Un drame qui révèle les failles d’un système judiciaire en crise
Vendredi 5 juin 2026 restera sans doute comme une journée noire pour la crédibilité de la justice française. L’identification probable du corps de Lyhanna, cette collégienne de 11 ans disparue depuis près de deux semaines dans le Gers, a jeté une lumière crue sur les dysfonctionnements criants d’un appareil judiciaire incapable d’agir à temps. Alors que les familles désespèrent, les responsables politiques s’emparent du dossier, chacun y allant de ses analyses et de ses propositions. Parmi eux, Julien Odoul, député du Rassemblement National et porte-parole du parti, a profité de son passage dans l’émission matinale de franceinfo pour dénoncer avec force l’inaction des institutions, tout en instrumentalisant cette tragédie à des fins politiques.
Une justice sclérosée, des victimes sacrifiées
Les faits sont accablants. Le suspect identifié dans l’enlèvement et le meurtre présumé de Lyhanna était connu des services de police et de justice depuis des années. Dès 2025, plusieurs plaintes avaient été déposées contre lui, notamment pour des actes de violence envers des mineurs. Pourtant, malgré ces alertes répétées, aucune mesure concrète n’avait été prise. Ce n’est qu’après la disparition de l’enfant, dans des circonstances qui laissent à penser à une négligence criminelle, que les autorités ont semblé se réveiller. Pour Julien Odoul, cette inertie n’est pas un simple hasard, mais la preuve d’un système à ce point défaillant qu’il en devient dangereux.
« On sait depuis dix ans que cet individu est un monstre, et pourtant, il a continué à évoluer en liberté. La justice ne protège plus les citoyens, elle les abandonne. »
Les critiques du député RN ne s’arrêtent pas là. Il pointe du doigt un manque criant de moyens alloués à la justice, notamment dans la protection des mineurs. « Le gouvernement prévoit une baisse de 8,8 millions d’euros dans un domaine pourtant vital », s’indigne-t-il, avant d’appeler à un « changement majeur » dans la gestion des signalements et le traitement des dossiers sensibles. Une analyse partagée par une partie de l’opinion, mais qui occulte soigneusement les responsabilités politiques qui pèsent sur les épaules du gouvernement actuel.

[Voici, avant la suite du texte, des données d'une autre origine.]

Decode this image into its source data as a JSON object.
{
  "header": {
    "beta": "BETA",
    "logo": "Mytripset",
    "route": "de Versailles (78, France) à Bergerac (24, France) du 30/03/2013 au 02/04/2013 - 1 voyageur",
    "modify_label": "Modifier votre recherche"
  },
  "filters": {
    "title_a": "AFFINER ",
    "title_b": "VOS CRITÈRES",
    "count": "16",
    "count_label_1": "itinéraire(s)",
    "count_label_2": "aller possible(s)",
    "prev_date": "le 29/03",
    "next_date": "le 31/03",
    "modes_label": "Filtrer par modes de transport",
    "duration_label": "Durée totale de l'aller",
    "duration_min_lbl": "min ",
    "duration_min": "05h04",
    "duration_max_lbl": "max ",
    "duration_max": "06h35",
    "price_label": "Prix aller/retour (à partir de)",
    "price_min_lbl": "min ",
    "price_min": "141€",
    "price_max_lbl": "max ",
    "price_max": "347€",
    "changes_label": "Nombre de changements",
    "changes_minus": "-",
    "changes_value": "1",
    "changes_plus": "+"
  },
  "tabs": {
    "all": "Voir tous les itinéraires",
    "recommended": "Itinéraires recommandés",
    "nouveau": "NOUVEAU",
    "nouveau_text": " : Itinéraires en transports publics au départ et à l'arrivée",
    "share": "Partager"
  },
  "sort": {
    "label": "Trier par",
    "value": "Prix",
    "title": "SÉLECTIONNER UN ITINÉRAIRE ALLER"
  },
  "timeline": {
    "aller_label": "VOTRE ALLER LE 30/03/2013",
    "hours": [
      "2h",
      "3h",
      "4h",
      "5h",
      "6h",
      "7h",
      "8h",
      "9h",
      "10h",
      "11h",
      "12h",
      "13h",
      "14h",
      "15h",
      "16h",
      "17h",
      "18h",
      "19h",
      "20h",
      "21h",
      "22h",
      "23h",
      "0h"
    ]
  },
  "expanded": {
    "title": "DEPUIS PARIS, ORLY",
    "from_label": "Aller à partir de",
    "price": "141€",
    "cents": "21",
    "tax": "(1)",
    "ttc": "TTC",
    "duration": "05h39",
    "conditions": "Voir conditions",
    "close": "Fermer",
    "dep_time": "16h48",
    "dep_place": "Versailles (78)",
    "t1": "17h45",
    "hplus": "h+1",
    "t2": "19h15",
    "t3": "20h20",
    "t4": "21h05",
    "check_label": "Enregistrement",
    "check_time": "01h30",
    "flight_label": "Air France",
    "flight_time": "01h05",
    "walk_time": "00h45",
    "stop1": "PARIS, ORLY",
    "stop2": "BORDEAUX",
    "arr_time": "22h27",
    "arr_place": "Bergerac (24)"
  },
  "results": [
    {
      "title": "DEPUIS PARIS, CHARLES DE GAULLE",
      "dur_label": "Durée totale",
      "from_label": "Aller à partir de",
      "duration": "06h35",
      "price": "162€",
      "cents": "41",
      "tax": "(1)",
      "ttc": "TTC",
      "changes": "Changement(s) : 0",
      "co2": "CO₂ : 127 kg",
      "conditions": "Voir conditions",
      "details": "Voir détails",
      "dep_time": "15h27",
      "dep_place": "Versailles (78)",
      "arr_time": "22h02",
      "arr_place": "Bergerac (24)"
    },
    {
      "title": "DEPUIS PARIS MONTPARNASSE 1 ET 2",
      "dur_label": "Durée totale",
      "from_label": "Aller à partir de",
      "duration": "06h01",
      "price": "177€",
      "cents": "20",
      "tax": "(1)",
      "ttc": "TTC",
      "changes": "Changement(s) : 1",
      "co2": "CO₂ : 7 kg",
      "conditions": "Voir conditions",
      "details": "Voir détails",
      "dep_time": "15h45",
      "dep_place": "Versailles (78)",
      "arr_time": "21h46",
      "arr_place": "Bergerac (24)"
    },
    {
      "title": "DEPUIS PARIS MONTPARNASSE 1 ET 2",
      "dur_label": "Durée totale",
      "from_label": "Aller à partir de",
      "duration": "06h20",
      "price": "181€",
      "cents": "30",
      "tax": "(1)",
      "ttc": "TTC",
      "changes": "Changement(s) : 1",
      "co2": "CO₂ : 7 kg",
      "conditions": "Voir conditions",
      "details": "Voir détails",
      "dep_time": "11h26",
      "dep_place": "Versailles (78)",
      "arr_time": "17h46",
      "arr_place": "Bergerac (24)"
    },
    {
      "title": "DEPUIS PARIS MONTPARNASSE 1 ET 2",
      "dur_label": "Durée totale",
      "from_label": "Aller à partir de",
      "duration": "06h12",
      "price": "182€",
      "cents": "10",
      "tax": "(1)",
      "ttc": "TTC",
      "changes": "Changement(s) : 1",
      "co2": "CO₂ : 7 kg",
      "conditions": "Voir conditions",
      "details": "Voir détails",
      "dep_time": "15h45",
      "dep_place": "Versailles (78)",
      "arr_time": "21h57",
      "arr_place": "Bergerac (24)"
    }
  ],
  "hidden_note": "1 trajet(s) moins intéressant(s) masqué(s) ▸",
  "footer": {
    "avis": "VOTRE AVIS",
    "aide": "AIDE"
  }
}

Un gouvernement sous le feu des critiques
Alors qu’une réunion d’urgence est prévue à Matignon en présence des ministres de la Justice et de l’Intérieur, les questions fusent. Comment un individu aussi dangereux a-t-il pu échapper à toutes les mailles du filet ? Pourquoi les signalements n’ont-ils pas été pris au sérieux ? Autant de réponses que le pouvoir exécutif devra apporter, alors que l’émotion collective grandit. Gérald Darmanin, ministre de l’Intérieur, a d’ailleurs reconnu devant les médias que « la première des protections est la dissuasion », avant d’ajouter, presque malgré lui, que « les peines ne sont pas assez dissuasives » et que « ce système est aujourd’hui laxiste ». Des propos qui, s’ils sont justifiés, n’en révèlent pas moins l’échec d’une politique sécuritaire mise en place par le gouvernement lui-même.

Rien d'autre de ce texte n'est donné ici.